In Green Grass, Running Water, the stories of Lionel and Alberta are primarily told by a third-person narrator rather than the characters themselves. This narrator changes perspectives in different chapters and often provides insights into these two characters’ thoughts. In addition, dialogue provides each characters’ thoughts in their conversations with others. Both Lionel and Alberta have faced a series of challenges, but of very different kinds. Ultimately, their differences bring them together, after it seems that Alberta might have stayed with a man more similar to her.
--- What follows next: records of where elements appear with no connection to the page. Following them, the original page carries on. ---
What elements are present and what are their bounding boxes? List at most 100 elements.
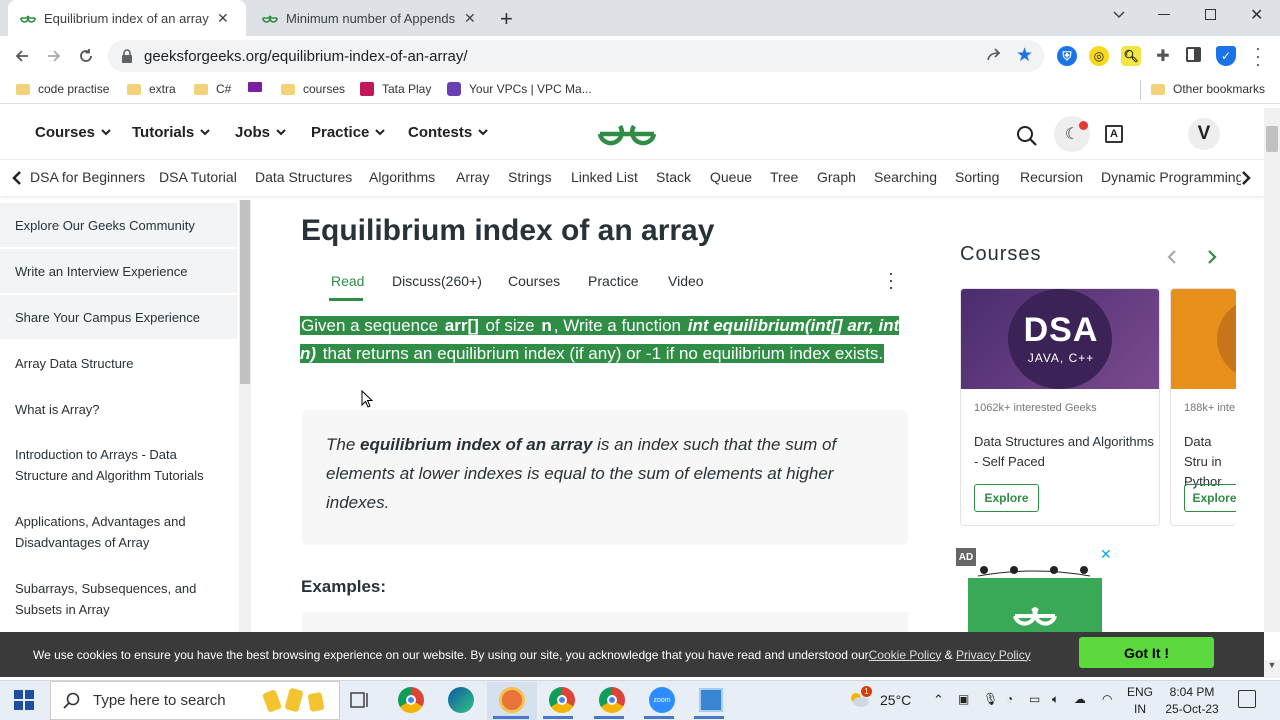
privacy-policy-link[interactable]: Privacy Policy (956, 648, 1031, 662)
tab-read[interactable]: Read (331, 273, 364, 289)
tray-app-icon[interactable]: ▣ (958, 692, 969, 706)
menu-contests[interactable]: Contests (408, 124, 488, 141)
bookmark-tata-play[interactable]: Tata Play (360, 82, 431, 96)
subnav-sorting[interactable]: Sorting (955, 169, 999, 185)
explore-button[interactable]: Explore (974, 484, 1039, 512)
language-indicator[interactable]: ENG IN (1127, 684, 1153, 718)
extension-shield-icon[interactable]: ⛨ (1057, 46, 1077, 66)
subnav-stack[interactable]: Stack (656, 169, 691, 185)
ad-close-icon[interactable]: ✕ (1100, 546, 1112, 563)
close-tab-icon[interactable]: ✕ (217, 10, 229, 27)
subnav-algorithms[interactable]: Algorithms (369, 169, 435, 185)
extensions-puzzle-icon[interactable]: ✚ (1153, 46, 1173, 66)
share-icon[interactable] (985, 46, 1003, 64)
menu-practice[interactable]: Practice (311, 124, 386, 141)
back-icon[interactable] (10, 45, 34, 67)
search-icon[interactable] (1016, 125, 1038, 147)
subnav-dynamic-programming[interactable]: Dynamic Programming (1101, 169, 1241, 185)
gfg-logo[interactable] (596, 118, 658, 150)
explore-button[interactable]: Explore (1184, 484, 1236, 512)
subnav-graph[interactable]: Graph (817, 169, 856, 185)
taskbar-search[interactable]: Type here to search (50, 681, 340, 720)
microphone-icon[interactable]: 🎙︎ (983, 692, 998, 706)
chrome-app-icon[interactable] (398, 687, 424, 713)
reload-icon[interactable] (74, 45, 98, 67)
bookmark-courses[interactable]: courses (281, 82, 345, 96)
zoom-app-icon[interactable]: zoom (649, 687, 675, 713)
chrome-profile2-app-icon[interactable] (599, 687, 625, 713)
got-it-button[interactable]: Got It ! (1079, 637, 1214, 668)
weather-temp[interactable]: 25°C (880, 692, 911, 708)
tray-shield-icon[interactable]: ◔ (1006, 692, 1013, 706)
task-view-icon[interactable] (350, 690, 370, 710)
sidebar-item-subarrays[interactable]: Subarrays, Subsequences, and Subsets in … (0, 577, 238, 621)
minimize-icon[interactable] (1158, 14, 1170, 15)
new-tab-button[interactable]: + (500, 6, 513, 32)
tray-overflow-icon[interactable]: ⌃ (933, 692, 944, 708)
browser-menu-icon[interactable]: · · · (1255, 39, 1261, 73)
browser-app-icon[interactable] (499, 687, 525, 713)
menu-jobs[interactable]: Jobs (235, 124, 286, 141)
subnav-array[interactable]: Array (456, 169, 489, 185)
translate-icon[interactable]: A (1105, 125, 1123, 143)
extension-security-icon[interactable]: ✓ (1216, 46, 1236, 66)
windows-start-icon[interactable] (14, 690, 34, 710)
sidebar-scroll-thumb[interactable] (240, 200, 250, 384)
subnav-dsa-beginners[interactable]: DSA for Beginners (30, 169, 145, 185)
bookmark-extra[interactable]: extra (127, 82, 176, 96)
scroll-down-arrow-icon[interactable]: ▼ (1264, 660, 1280, 678)
tab-equilibrium[interactable]: Equilibrium index of an array - G ✕ (8, 0, 246, 36)
sidebar-item-explore-community[interactable]: Explore Our Geeks Community (0, 203, 238, 247)
menu-tutorials[interactable]: Tutorials (132, 124, 210, 141)
subnav-strings[interactable]: Strings (508, 169, 552, 185)
more-options-icon[interactable]: · · · (888, 264, 894, 296)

Lionel’s life plans were derailed through his entry into Indigenous activism, which was apparently unintentional. The narrator indicates that Lionel sometimes dwells on what he considers “mistakes” (p. 30). Being arrested at a demonstration and having a criminal record have affected his self-esteem and his employment opportunities. Discouragement and procrastination combine to keep him from applying to school.
His resolve seems to solidify as the novel progresses. Rather than discuss these issues with Alberta, he usually converses with the four Indians. As the novel concludes, Lionel seems to have turned a corner, and his intention has apparently firmed up. He seems committed both to work on the cabin and staying with Alberta.
Alberta had overcome a childhood with an alcoholic father and was initially confident that she had made the right choice in marrying Bob. However, her intelligence and ambition to be a professor did not come easily, as her husband did not support her choice, and ultimately, they divorced. Her most personal struggle was her unsuccessful effort to get artificial insemination (p. 171). As she continues to struggle over whether to commit to one man, she thinks about helping Lionel organize his life. Later, she shares her symptoms with Latisha and tries to come to terms with having gotten pregnant.